Meglio Shrek che la zucca.

Sabato sera, per la prima volta in vita mia, sono entrato in una sala cinematografica dove proiettavano un cartone, anzi un “film d’animazione”, in 3D.

In questi giorni di fine estate, il cinema non offre chissà quali titoloni, ma mi andava proprio una serata di grande relax e, da questo punto di vista, il cinema rappresenta, per me, una vera e propria oasi. Avendo visto i precedenti episodi della saga, mi sono buttato su “Shrek – E vissero felici e contenti”, una sorta di “garanzia del sorriso”.

Il biglietto costa 10,50 Eur e, ovviamente, ti danno anche gli appositi occhialini.
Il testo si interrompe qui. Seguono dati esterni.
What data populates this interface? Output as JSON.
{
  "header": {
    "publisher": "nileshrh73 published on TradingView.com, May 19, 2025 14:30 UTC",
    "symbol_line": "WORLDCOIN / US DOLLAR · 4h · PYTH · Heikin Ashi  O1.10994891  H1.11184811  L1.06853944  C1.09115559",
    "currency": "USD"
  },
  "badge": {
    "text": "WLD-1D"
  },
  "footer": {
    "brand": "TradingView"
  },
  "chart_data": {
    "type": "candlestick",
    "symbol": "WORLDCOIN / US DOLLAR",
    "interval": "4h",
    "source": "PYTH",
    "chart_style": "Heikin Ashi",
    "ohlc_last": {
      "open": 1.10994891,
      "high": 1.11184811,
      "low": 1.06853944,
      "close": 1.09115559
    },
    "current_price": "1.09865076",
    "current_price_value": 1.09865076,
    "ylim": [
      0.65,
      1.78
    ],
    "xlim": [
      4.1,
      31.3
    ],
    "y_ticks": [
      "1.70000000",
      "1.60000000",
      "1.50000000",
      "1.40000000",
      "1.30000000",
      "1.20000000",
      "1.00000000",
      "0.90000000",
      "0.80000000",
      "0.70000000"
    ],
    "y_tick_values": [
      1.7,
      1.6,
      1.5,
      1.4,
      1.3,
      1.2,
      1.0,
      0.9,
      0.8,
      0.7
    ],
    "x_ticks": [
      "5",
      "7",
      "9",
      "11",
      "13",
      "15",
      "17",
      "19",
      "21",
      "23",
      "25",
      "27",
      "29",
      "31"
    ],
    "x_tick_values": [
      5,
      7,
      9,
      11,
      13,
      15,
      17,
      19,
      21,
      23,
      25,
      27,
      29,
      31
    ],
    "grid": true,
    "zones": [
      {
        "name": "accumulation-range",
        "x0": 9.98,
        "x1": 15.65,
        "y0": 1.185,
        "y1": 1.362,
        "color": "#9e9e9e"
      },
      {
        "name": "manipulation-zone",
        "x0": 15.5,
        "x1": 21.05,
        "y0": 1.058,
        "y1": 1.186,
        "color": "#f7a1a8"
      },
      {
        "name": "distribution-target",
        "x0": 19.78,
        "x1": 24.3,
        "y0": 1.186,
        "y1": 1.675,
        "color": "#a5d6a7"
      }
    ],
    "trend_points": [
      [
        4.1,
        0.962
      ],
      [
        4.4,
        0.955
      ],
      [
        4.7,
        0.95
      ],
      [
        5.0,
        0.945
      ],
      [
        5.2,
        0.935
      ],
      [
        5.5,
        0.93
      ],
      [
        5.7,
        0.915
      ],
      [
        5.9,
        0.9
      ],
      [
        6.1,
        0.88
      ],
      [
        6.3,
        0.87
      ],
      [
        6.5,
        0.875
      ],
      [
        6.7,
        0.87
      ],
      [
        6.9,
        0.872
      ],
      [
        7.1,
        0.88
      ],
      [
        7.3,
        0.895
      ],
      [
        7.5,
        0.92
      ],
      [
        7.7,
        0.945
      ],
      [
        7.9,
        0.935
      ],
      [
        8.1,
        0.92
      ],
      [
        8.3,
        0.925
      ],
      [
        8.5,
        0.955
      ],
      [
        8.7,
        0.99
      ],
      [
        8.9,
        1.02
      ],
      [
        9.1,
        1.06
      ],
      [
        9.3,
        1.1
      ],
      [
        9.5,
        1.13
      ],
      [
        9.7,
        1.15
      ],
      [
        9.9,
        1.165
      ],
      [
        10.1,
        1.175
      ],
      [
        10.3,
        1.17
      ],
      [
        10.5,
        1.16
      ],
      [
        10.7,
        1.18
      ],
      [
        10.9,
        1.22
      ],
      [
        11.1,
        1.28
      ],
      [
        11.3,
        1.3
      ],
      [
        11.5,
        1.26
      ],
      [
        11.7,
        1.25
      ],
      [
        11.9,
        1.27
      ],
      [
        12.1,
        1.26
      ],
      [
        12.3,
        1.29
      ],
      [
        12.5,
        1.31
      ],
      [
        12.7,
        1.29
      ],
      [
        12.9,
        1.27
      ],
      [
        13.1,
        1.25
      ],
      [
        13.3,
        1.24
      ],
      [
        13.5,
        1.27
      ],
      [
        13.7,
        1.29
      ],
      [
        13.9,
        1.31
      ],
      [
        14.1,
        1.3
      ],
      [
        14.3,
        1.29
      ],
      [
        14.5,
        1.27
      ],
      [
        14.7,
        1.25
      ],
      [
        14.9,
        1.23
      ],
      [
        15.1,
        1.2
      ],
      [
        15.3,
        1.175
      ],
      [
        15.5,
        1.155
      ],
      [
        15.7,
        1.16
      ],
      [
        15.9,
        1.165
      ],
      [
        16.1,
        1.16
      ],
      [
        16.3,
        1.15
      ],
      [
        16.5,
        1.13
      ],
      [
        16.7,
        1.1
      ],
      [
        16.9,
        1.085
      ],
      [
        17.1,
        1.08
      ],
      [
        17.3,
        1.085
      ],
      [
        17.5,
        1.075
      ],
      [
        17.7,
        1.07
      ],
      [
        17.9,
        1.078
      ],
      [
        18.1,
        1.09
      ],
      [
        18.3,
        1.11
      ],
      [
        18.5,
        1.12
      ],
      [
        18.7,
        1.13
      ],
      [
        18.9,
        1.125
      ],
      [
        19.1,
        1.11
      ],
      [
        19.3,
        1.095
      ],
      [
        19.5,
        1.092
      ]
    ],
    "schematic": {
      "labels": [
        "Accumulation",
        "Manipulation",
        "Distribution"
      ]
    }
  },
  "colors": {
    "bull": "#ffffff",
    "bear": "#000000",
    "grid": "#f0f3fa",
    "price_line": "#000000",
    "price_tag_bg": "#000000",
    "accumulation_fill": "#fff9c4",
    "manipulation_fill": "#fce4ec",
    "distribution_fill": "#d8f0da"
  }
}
Il mio timore era quello di non poterli indossare (avendo già gli occhiali da vista) e , in effetti, non è il massimo della goduria vedersi un film indossando due paia di occhiali. Tuttavia, credo di essermi esaltato ed emozionato come un bimbo davanti ad una giostra. Sappiamo già che il 3D è una meraviglia, ma assistere ad una proiezione è qualcosa di indescrivibile. Ero più esaltato del bimbo (puntualmente scassaminchia) che avevo accanto. Vedere la carrozza che viene verso di te o i personaggi che “escono” dallo schermo, è veramente stupefacente. Spero che, in futuro, trovino una soluzione per comoda per i quattrocchi come me. Come sempre, divertentissimo Shrek. Le volte scorse, orco a parte, ho apprezzato tanto il mitico “Ciuchino” (che mi ricordava il Mobys chiacchierone di qualche anno fa), mentre, ieri sera, mi ha fatto morire il “Gatto con gli stivali”. E che dire dei tre figli di Shrek ? la femminuccia è spettacolare ! :-)

Guardate sti capolavori gente e, se possibile: giocate, giocate, giocate. Fate in modo di non farvi fottere da quel falso e dannato “parametro” che è l’età anagrafica. Lo dicono tutti coloro che parlano bene: restare bambini è una delle chiavi per vivere felici. Io, playstation a parte (finalmente ho trovato un titolo che sta “scaldando” la mia console come ai bei tempi di Uncharted. Parlo di Mafia II), ieri sera, ripeto, mi sono divertito un casino e sono uscito dal cinema con un sorriso grande quanto la mia panza, alla faccia della Festa della Zucca di Pastrengo (mia meta iniziale), dove c’era una fila clamorosa per fare lo scontrino e un’altra fila clamorosa per prendere la porzioncina di risotto a 4,50 euro. Quest’anno le ho saltate tutte le mitiche sagre, anche se, alla fiera del Riso di Isola della Scala, che aprirà le porte il 15 settembre, non mancherò. Così come non mancherò alla proiezione del film “La Solitudine dei numeri primi”, visto che ho letto il libro e, anche in questo caso, sarà la prima volta che vedrò un film dopo aver letto il libro.